A more complicated case is if there are multiple rules with the same name, which is allowed by using the netsh advfirewall command line tool, at least (if I copy-paste the same "add rule" command twice, I end up with two rules with the same name. I am unsure whether or how these rules are uniquely identified by the INetFw API, and what that implies for how WixFirewallExtension should behave.

barnson commented 2 years ago

As you can see from the code, the current behavior is intentional. This issue is open to implement an alternate mode. So far, nobody's implemented it.

EpicScizor commented 2 years ago

This means both repair, modify and upgrade functionality will not work as expected by default (it will not, in fact, fix a misconfigured rule, or create a rule that has the exact settings supplied - it may in fact enable a completely different rule to what we would expect)

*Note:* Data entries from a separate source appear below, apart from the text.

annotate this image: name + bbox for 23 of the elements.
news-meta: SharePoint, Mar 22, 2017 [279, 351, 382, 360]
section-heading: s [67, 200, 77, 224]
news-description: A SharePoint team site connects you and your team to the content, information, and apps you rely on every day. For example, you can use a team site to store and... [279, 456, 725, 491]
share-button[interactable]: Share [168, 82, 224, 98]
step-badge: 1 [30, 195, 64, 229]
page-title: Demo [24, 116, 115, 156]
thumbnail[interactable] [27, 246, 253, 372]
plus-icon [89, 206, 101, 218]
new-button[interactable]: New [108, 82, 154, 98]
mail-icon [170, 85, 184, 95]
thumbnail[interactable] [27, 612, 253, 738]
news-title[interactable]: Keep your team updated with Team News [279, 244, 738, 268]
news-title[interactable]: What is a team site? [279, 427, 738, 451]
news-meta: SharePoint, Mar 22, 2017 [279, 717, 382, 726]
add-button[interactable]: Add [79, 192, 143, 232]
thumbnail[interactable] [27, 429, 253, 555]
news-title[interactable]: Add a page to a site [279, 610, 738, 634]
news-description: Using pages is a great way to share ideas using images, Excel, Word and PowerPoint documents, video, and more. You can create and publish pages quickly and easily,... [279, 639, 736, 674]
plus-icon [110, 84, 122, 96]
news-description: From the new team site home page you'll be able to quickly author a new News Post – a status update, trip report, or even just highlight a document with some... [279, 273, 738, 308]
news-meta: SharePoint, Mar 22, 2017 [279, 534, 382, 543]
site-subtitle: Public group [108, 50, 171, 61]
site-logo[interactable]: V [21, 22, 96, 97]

I can implement the code to apply new properties - which would simply be adding a few more API calls in the right places to the methods in Firewall.cpp, since the information is there already - but if it requires a new alternate mode of behaviour specified in the FirewallException element by the user, then I do not know WiX's code-base well enough to implement that.

barnson commented 2 years ago

The current behavior allows an admin to tweak the rule and not have the installer remove the tweaks. Again, it was intentional behavior. I'm not opposed to a repair having the (optional) effect of updating or adding a rule.